Book Review: The Maid’s Version, Daniel WoodrellPosted: September 9, 2013
“A wolf will always look to the woods, no matter what you feed it.” (page 127)
At last, we have a new novel by Daniel Woodrell. His last published work and that’s not counting anything reprinted, was Winter’s Bone in 2006. I’ve read three full novels from him and consider myself a fan. The Maid’s Version (2013) is a historical novel about a small town tragedy that took place during the late 1920’s. The Maid’s Version is a personal book for the author because it’s based on a real event: the dance hall explosion that took place in his hometown in 1929. His grandmother (loosely depicted in the novel) recounts the events, rumors, speculations and what have you, to her grandson, set in the little town of West Table, Missouri.
Woodrell is good at telling stories.

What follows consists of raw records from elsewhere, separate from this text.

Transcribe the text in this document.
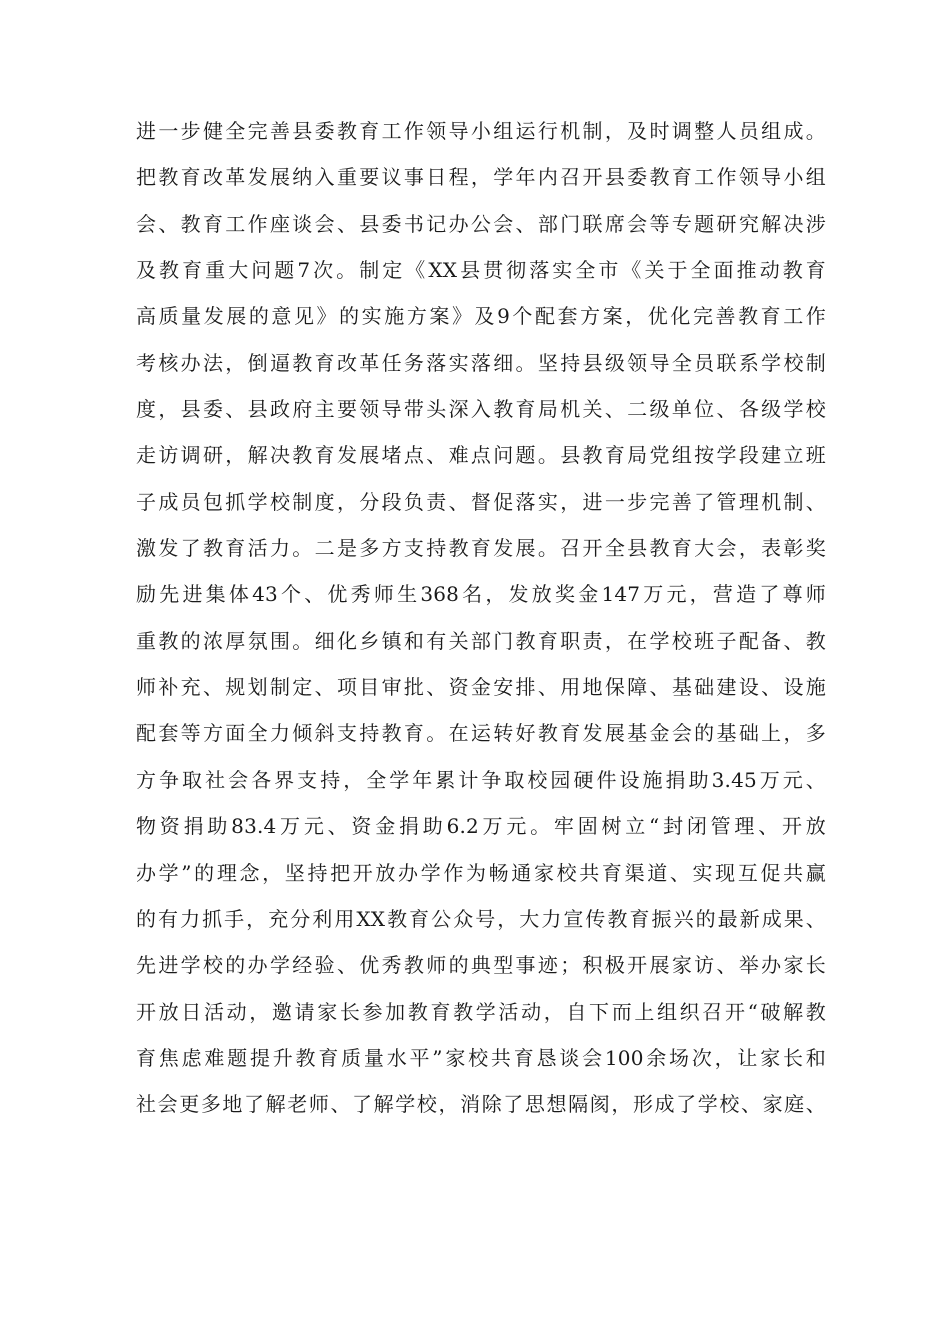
进一步健全完善县委教育工作领导小组运行机制，及时调整人员组成。
把教育改革发展纳入重要议事日程，学年内召开县委教育工作领导小组
会、教育工作座谈会、县委书记办公会、部门联席会等专题研究解决涉
及教育重大问题7次。制定《XX县贯彻落实全市《关于全面推动教育
高质量发展的意见》的实施方案》及9个配套方案，优化完善教育工作
考核办法，倒逼教育改革任务落实落细。坚持县级领导全员联系学校制
度，县委、县政府主要领导带头深入教育局机关、二级单位、各级学校
走访调研，解决教育发展堵点、难点问题。县教育局党组按学段建立班
子成员包抓学校制度，分段负责、督促落实，进一步完善了管理机制、
激发了教育活力。二是多方支持教育发展。召开全县教育大会，表彰奖
励先进集体43个、优秀师生368名，发放奖金147万元，营造了尊师
重教的浓厚氛围。细化乡镇和有关部门教育职责，在学校班子配备、教
师补充、规划制定、项目审批、资金安排、用地保障、基础建设、设施
配套等方面全力倾斜支持教育。在运转好教育发展基金会的基础上，多
方争取社会各界支持，全学年累计争取校园硬件设施捐助3.45万元、
物资捐助83.4万元、资金捐助6.2万元。牢固树立“封闭管理、开放
办学”的理念，坚持把开放办学作为畅通家校共育渠道、实现互促共赢
的有力抓手，充分利用XX教育公众号，大力宣传教育振兴的最新成果、
先进学校的办学经验、优秀教师的典型事迹；积极开展家访、举办家长
开放日活动，邀请家长参加教育教学活动，自下而上组织召开“破解教
育焦虑难题提升教育质量水平”家校共育恳谈会100余场次，让家长和
社会更多地了解老师、了解学校，消除了思想隔阂，形成了学校、家庭、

He’s especially good at conveying the misery and frustration of people living in poverty. This book had some sad moments. The novel is short at 142 pages. It is made up of short stories. The writing is evocative, giving us glimpses of townspeople and their life before the explosion adversely affected it. The novel spans many generations marked by certain events burned in people’s memories like The Great Depression, Pearl Harbor and for the people in the Ozarks, the Arbor Dance Hall explosion that killed half the town. Thirty years later people still no closer to the truth. Was it an accident? no one knows for sure.
I love stories set in small towns. I guess because every town has its deeply buried secrets and their own code of silence. In this one, there’s an underlying tone of class division and social injustice among other things. The characters are vivid thanks to the first person narrator. There are abbreviated moments of calm and violence. I’ve read that Daniel Woodrell is a modern-day William Faulkner. I’ve never read Faulkner (plan to rectify this!) but for those who have, that should give you some idea (maybe) of the kind of fiction Daniel Woodrell writes: dense, beautiful prose that moves at a leisurely pace and that could be read over again to catch meanings or themes that were missed the first time around. My letter grade is an A. This was an excellent novel about class, tragedy and generational poverty among other themes.